I have so much gratitude. Thank you Spirit Horse."
Spirit Horse Community (2017)
"Spirit Horse is a home to anyone willing to bite the truth emanating from their hearts. An authentic communal project rooted in tradition and freedom which our world does not allow, has ignored, bastardized or forgotten. Spirit Horse extends the memory of the past, through the stories woven in the sound of the river flowing, through the strength of the trees rooted in the earth, and she snaps it into this present allowing us to be. Allowing us to be, to be in nature, to be with ourselves, the trees, the land and the people. Beings who share those same yearnings, those some pains in their heart for something true, for something helped together by a deeper truth, people willing to hold space endlessly without judgement or a need to be somewhere else, a authenticity exists here which honours the process, your process no matter what schematic shape it might take. And you are safe, supported and nurtured through it, warmly, tenderly, with aliveness and passion..."
Spirit Horse Elder
"Spirit Horse has given me many things, but most of all a sense of connection. Before I went there, it was easy to float on the surface of life, with occasional excursions into reality. But at Spirit Horse I felt for the first time a much deeper connection, both horizontally and vertically. By horizontally, I mean across to my brothers and sisters, to animals, flowers, trees, water and the earth itself. By vertically, I mean up to my ancestors and the people of the old stories, maybe down too, to all who are to come. Barriers dissolved, understanding dawned, I started to listen to every rock and ripple. And to address them, in increasingly fine words. All this has given me a deep sense of gratitude, for the food the earth unstintingly offers me, for the sounds the winds carry to my ears, for the great dance of life all around me, in which I am given the chance to make my own wild or clumsy steps.

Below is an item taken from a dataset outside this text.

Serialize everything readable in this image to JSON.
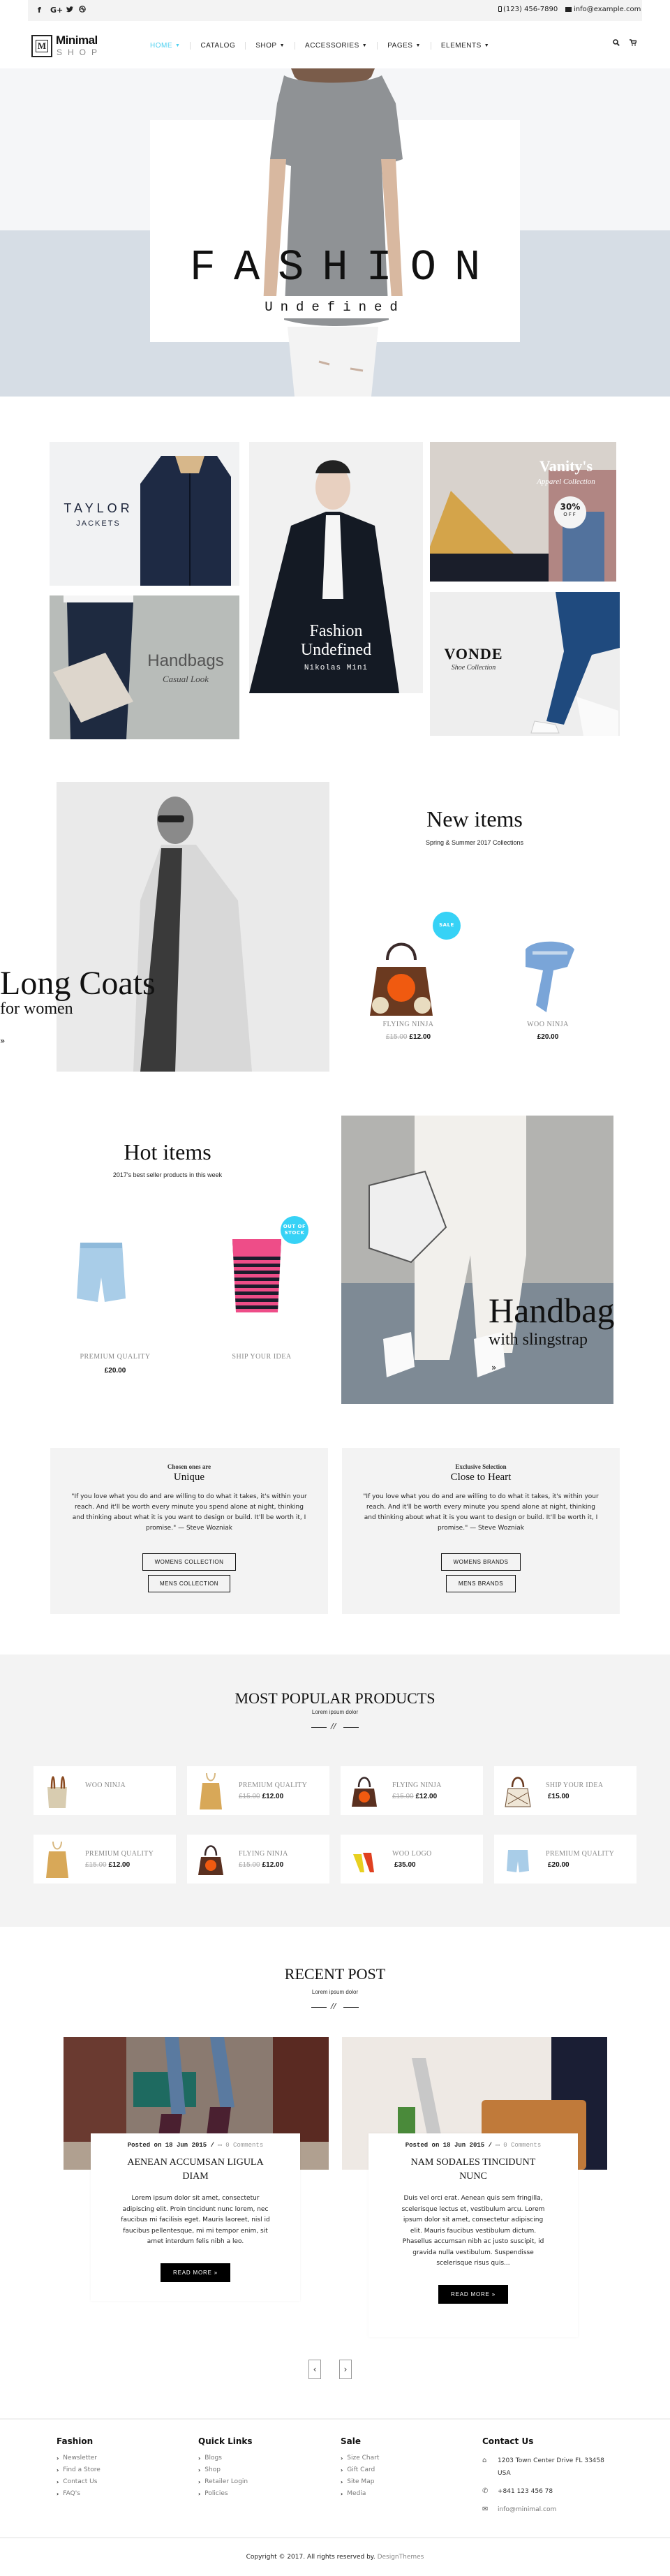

Also, of course, gratitude to those who had the vision of this sort of awakening and took the risk of starting something that might lead to it. And persevered in an absurdly difficult task. Aside from that, there is a lot of human fun at Spirit Horse: singing and dancing and showing off in the finest (though not the most expensive) clothes. Also the special delight that comes from doing some task or meeting some challenge - however unnecessary it might look to a motorist at a service station - collectively. I first went to the valley so that my children would have the chance to mess about in streams and tents, as I did as a child. We have had plenty of that, but in this particular Welsh valley, I found so much more. I will love and serve her as long as I have the strength to do so."
Upon his first visit to Spirit Horse
"Answering the call of wilder ancient ways... A returning to myself and a returning home, welcomed by the beautiful land and people that is Spirit Horse. Blessings and thanks - my soul has yearned for such a space and is now full with the potential of what has and could be again.
The Welsh have a word, with no equivalent in English. Hiraeth, speaks of yearning a deep nostalgia for place. Layered with grief, rooted in the loss of those we have loved; composted and enriched with deposits of sadness; a deep and abiding melancholy, fed by a particular soil and its ancient, ever present dead."